Tom Courtenay plays Gerald Arthur "Gerry" Otley, a charming but feckless young drifter who scrapes a living from selling antiques in trendy 1960s London. Gerry's responsibility-free life suddenly takes a serious turn, when he finds himself caught up in a round of murder, espionage and quadruple crossing. He is himself mistaken for a spy; is kidnapped and detained several times; and becomes romantically involved with a foreign agent (Romy Schneider) working for British Intelliegence.
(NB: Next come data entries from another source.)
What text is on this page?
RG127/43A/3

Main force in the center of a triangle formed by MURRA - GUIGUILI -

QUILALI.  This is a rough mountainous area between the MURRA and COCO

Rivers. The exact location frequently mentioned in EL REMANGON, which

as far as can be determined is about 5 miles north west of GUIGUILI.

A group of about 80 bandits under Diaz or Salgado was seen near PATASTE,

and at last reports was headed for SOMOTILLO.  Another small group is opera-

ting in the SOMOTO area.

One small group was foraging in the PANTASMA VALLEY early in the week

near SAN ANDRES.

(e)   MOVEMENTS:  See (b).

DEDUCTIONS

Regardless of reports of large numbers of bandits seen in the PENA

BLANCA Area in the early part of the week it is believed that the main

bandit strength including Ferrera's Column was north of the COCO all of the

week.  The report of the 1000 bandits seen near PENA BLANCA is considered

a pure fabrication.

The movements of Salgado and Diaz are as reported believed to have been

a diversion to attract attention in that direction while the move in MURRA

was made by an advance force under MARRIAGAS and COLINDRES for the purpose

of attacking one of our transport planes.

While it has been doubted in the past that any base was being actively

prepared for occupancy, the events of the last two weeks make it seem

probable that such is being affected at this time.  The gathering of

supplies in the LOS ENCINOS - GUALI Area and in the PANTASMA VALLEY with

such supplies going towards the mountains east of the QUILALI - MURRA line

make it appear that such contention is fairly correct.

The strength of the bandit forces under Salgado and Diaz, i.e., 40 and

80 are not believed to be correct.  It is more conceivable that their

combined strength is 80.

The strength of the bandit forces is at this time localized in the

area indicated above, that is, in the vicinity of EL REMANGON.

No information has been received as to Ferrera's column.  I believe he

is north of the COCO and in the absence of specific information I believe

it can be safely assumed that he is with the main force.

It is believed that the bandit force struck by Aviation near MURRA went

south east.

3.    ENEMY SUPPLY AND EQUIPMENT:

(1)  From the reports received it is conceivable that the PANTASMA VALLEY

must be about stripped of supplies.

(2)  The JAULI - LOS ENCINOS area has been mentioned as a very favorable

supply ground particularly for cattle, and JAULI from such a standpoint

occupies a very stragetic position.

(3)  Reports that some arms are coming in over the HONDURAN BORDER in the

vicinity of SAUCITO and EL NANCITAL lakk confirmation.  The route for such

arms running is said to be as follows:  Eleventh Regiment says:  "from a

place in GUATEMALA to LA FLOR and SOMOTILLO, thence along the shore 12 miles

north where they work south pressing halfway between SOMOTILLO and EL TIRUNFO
The exterior action takes place in a number of recognisable London locations: the area around Portobello Rd street market in Notting Hill; a houseboat colony near Cheyne Walk in Chelsea; the 1957 Bowater House at Knightsbridge; the Playboy in Park Lane; and the old Unilever Milk depot in Wood Lane, W12. A wide range of period British vehicles is featured: Otley drives an E-Type Jaguar, a Ford Anglia and an early 1960s passenger coach, and his disastrous driving test, which turns into an epic car chase, involves a driving-school Vauxhall Viva and a Ford Zephyr.
The film, whose interiors were shot at Shepperton Studios, marked the directorial debut of Dick Clement. He and Ian La Frenais, famous as a team for their television writing in "The Likely Lads" and "Porridge", based their screenplay on a book by Martin Waddell. It was released by Columbia Pictures.